I went into panic mode. Here’s why:


  1. Ok, so I didn’t do the read­ing. I watched that ter­ri­ble movie SATC 2 last night. Again.
  2. And I didn’t hear the ques­tion you just asked. I was too busy look­ing at the cute guy across the room. Mmm.
  3. Fi­nally: How the HELL do you know my name?

Oh, that’s right. It’s on my name label. Damn it.

I think my an­swer was some­thing like “Squerble?”

So here’s how I feel about my classes at Dart­mouth: they’re ter­ri­fy­ing. Pet­ri­fy­ing. But bor­ing? Never. I’ve never been more awake in my life. I’ve learnt to speak out in lec­tures now – my heart feels like it’s going to give out every time I do, but it doesn’t beat the feel­ing of sat­is­fac­tion that I get from hav­ing con­tributed to some­thing. And I love being the teacher’s pet.
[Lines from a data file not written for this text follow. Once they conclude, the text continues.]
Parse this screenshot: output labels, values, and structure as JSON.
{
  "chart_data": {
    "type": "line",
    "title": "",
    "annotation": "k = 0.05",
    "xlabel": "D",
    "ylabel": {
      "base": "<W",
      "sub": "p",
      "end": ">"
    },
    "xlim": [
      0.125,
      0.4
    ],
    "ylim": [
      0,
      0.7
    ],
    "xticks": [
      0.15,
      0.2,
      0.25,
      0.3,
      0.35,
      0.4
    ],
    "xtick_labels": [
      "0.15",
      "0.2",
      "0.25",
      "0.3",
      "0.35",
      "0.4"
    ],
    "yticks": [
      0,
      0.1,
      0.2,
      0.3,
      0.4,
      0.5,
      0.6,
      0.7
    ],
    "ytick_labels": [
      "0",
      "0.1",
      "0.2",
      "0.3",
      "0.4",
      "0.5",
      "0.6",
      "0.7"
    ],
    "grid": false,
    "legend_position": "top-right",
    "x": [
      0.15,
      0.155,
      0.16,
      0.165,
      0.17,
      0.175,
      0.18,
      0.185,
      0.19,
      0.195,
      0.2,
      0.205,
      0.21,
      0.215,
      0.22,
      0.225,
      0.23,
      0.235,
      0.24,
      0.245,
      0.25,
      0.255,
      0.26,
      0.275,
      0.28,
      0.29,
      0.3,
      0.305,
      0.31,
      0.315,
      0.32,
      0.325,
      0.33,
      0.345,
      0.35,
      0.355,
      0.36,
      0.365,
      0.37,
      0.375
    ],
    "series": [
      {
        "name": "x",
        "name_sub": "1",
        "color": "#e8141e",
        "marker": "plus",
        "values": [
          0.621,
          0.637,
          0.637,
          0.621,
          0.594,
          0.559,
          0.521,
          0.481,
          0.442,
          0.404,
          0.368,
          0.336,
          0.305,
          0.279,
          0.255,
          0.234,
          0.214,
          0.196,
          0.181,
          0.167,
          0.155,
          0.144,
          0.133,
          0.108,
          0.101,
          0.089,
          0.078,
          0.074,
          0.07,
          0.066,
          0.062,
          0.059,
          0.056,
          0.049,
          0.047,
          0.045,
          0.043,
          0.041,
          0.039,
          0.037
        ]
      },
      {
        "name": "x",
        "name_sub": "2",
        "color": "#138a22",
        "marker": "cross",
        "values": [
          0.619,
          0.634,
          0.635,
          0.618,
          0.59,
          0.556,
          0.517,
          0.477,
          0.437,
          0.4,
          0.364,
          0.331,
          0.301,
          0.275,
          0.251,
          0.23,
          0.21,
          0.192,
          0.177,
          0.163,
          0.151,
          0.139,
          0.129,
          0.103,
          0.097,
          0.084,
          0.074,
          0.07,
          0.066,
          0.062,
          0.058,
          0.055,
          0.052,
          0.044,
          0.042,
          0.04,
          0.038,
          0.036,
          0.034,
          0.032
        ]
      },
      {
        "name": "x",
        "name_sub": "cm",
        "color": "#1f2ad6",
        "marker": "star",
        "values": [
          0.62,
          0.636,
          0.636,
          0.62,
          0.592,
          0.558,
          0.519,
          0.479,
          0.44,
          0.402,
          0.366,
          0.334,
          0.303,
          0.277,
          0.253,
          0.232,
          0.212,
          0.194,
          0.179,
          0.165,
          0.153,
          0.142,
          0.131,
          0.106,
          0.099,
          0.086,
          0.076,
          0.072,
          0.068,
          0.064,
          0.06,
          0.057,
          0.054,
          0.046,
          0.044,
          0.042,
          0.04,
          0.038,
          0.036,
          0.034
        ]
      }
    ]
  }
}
Some other things I’ve learnt: 1) Ap­par­ently the ‘Dart­mouth Seven’ are areas of great vi­sual beauty in the cam­pus area. If you don’t know where they are, ask Pres­i­dent Kim for a per­sonal tour. 2) If you go to a cafe, hand over your Dart­mouth I.D. and say the let­ters ‘D’, ‘B’, and ‘A’, you get free food.